Uno potrebbe anche dire che i Cosmetic siano un assaggio dei Verdena di Solo un Grande Sasso. Un po’ è vero, ma sono molto di più.
Lo ammetto: prima non li avevo sentiti neanche nominare.
Credo anche di aver fatto anche una figura barbina parlando con la new entry a sostituire Erica Terenzi dei Be Forest al basso, che a sua volta sostituiva una maternità.
Le ho chiesto se quello che avevano appena suonato fosse il loro primo disco non sapendo che prima di Plastergaze avessero una carriera ben più lunga alle spalle.
Certo, sul palco sono stati perfetti: ammirevoli i suoni, bella l’alternanza voce maschile e femminile, la potenza e la precisione dei colpi di batteria.
Bella l’attitude grunge in cui sfuggono dalla noia/paranoia e dal male di vivere, ma di questi tempi è sempre più difficile distinguere il paradiso dall’inferno.
Non ho capito bene perché ogni tanto comunicavano col pubblico in inglese e altre volte parlottavano tra loro come una band agli esordi, nonostante abbiano ben sei dischi alle spalle a partire dal 2007.
In ogni caso il pubblico ha apprezzato molto, poi hanno lasciato il palco ai Be Forest.
Avete presente i disegni che la limatura di ferro che assume su un foglio di carta a contatto con una calamita?
Il magnetismo dei Be Forest, come da disco così in live, è tanto imponente da generare linee di forza di un campo magnetico che cattura i sensi del pubblico in un buco nero supermassiccio.
Un campo gravitazionale così intenso da non lasciare sfuggire né la materia, né la radiazione elettromagnetica.
Una regione dello spazio-tempo avente una curvatura sufficientemente grande, relativisticamente parlando, che nulla al suo interno può uscire all’esterno, nemmeno la luce.
Ma niente paura, per entrare nel loro mondo basta bussare alle porte della notte.
La chitarra spettrale di Nicola Lampredi sembra generare lei stessa gli sbuffi della macchina del fumo che illuminati dalla luce dei faretti sono come fuochi fatui sul palco.

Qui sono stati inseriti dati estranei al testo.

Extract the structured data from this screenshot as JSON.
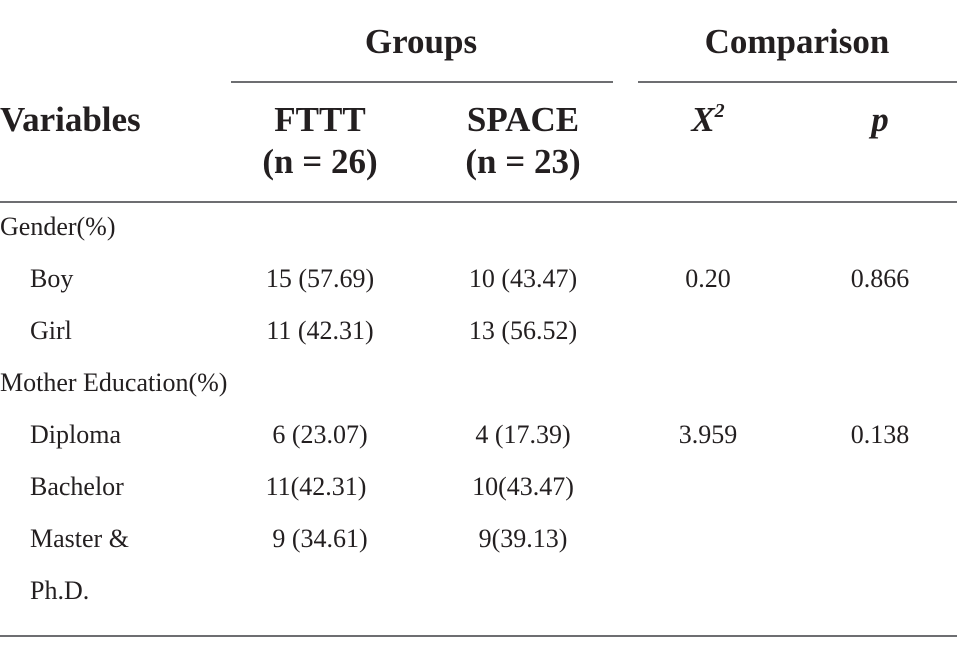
{
  "header": {
    "groups_label": "Groups",
    "comparison_label": "Comparison",
    "variables_label": "Variables",
    "col_fttt": "FTTT",
    "col_fttt_n": "(n = 26)",
    "col_space": "SPACE",
    "col_space_n": "(n = 23)",
    "col_x2": "X",
    "col_x2_sup": "2",
    "col_p": "p"
  },
  "rows": [
    {
      "variable": "Gender(%)",
      "fttt": "",
      "space": "",
      "x2": "",
      "p": ""
    },
    {
      "variable": "Boy",
      "fttt": "15 (57.69)",
      "space": "10 (43.47)",
      "x2": "0.20",
      "p": "0.866"
    },
    {
      "variable": "Girl",
      "fttt": "11 (42.31)",
      "space": "13 (56.52)",
      "x2": "",
      "p": ""
    },
    {
      "variable": "Mother Education(%)",
      "fttt": "",
      "space": "",
      "x2": "",
      "p": ""
    },
    {
      "variable": "Diploma",
      "fttt": "6 (23.07)",
      "space": "4 (17.39)",
      "x2": "3.959",
      "p": "0.138"
    },
    {
      "variable": "Bachelor",
      "fttt": "11(42.31)",
      "space": "10(43.47)",
      "x2": "",
      "p": ""
    },
    {
      "variable": "Master &",
      "fttt": "9 (34.61)",
      "space": "9(39.13)",
      "x2": "",
      "p": ""
    },
    {
      "variable": "Ph.D.",
      "fttt": "",
      "space": "",
      "x2": "",
      "p": ""
    }
  ]
}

I timpani di Erica Terenzi riportano a un primitivismo generale che ti ricordano nuovamente che sei un mammifero e ne sei felice, ti lecchi i baffi. È difficile seguire i movimenti delle sue bacchette nonostante siano ricoperte da un involucro arancio fluo. L’assetto minimale ha fatto sì che l’ingegno di Erica esplodesse in soluzioni ritmiche alternative, lasciando dietro di sé una scia di cometa, come le bacchette fluo che maneggia.
Tutti i componenti, compresa la voce di Costanza Delle Rose, vengono utilizzati in qualità di strumenti a percussione (come nel periodo d’oro dei Velvet Underground), per sostenere una sorta di bordone che dà forza a tutto il resto.

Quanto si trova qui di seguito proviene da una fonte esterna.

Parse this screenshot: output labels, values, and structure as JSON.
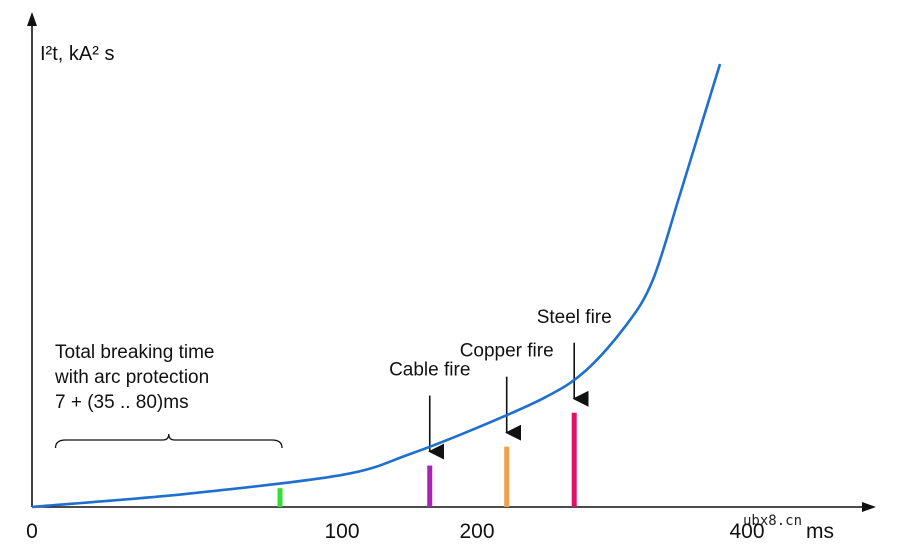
{
  "chart_data": {
    "type": "line",
    "ylabel": "I²t, kA² s",
    "xlabel": "ms",
    "x_ticks": [
      "0",
      "100",
      "200",
      "400"
    ],
    "series": [
      {
        "points": [
          [
            0,
            0
          ],
          [
            50,
            7
          ],
          [
            100,
            17
          ],
          [
            150,
            28
          ],
          [
            200,
            42
          ],
          [
            250,
            58
          ],
          [
            280,
            72
          ],
          [
            310,
            96
          ],
          [
            330,
            120
          ],
          [
            350,
            165
          ],
          [
            365,
            200
          ],
          [
            380,
            235
          ]
        ]
      }
    ],
    "markers": [
      {
        "label": "",
        "x": 80,
        "y": 10,
        "color": "#33dd33",
        "arrow": false
      },
      {
        "label": "Cable fire",
        "x": 165,
        "y": 22,
        "color": "#aa22bb",
        "arrow": true
      },
      {
        "label": "Copper fire",
        "x": 222,
        "y": 32,
        "color": "#f0a050",
        "arrow": true
      },
      {
        "label": "Steel fire",
        "x": 272,
        "y": 50,
        "color": "#dd1166",
        "arrow": true
      }
    ],
    "annotation": {
      "lines": [
        "Total breaking time",
        "with arc protection",
        "7 + (35 .. 80)ms"
      ],
      "range": [
        5,
        80
      ]
    },
    "curve_color": "#1f6fce"
  },
  "watermark": "ubx8.cn"
}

Questo non vuol dire che non ci sia raffinatezza musicale all’opera: vuol dire solo che si tratta di raffinatezza tutta di pancia, di un istinto risoluto, piuttosto dell’approccio cerebrale.
Se anche non capiste una parola di inglese non vi sfuggirebbe di sicuro la forza emotiva della musica dei Be Forest.
Ogni canzone monta come un ribollire inesorabile, una tendenza alla lussuria e al rischio che vi scuote e non vi fa mai dimenticare che finalmente state ascoltando qualcosa di diverso.
Tutte le canzoni contengono dei veri “momenti”, che vanno ben oltre la sensualità smaccata e si spingono in sfere emotive che sanno dare i brividi.
Questo nonostante Knocturne sia quasi un flusso di musica unico e costante, come lo dimostrano gli applausi del pubblico, che assorto si dimentica che ci sono delle leggere pause tra un pezzo e l’altro, sempre accompagnate da un noise di sottofondo.
Quando il pubblico si risveglia per un attimo, gli applausi sono vere e proprie standing ovation.
Raramente mi capita di assistere a scrosci così lunghi e sentiti.
L’ultima volta al concerto degli I Hate My Village, in Santeria Toscana a Milano, dove i tratti comuni col pubblico dello sPAZIO211 rasentano la sacralità di un rito religioso.
Guai a chi fiata, guai a chi si distrae (il che è impossibile).
Una specie di ipnosi collettiva, uno stato alterato di coscienza di massa; nei ritmi ossessivi la chiave, dei riti tribali regni di sciamani e suonatori zingari ribelli.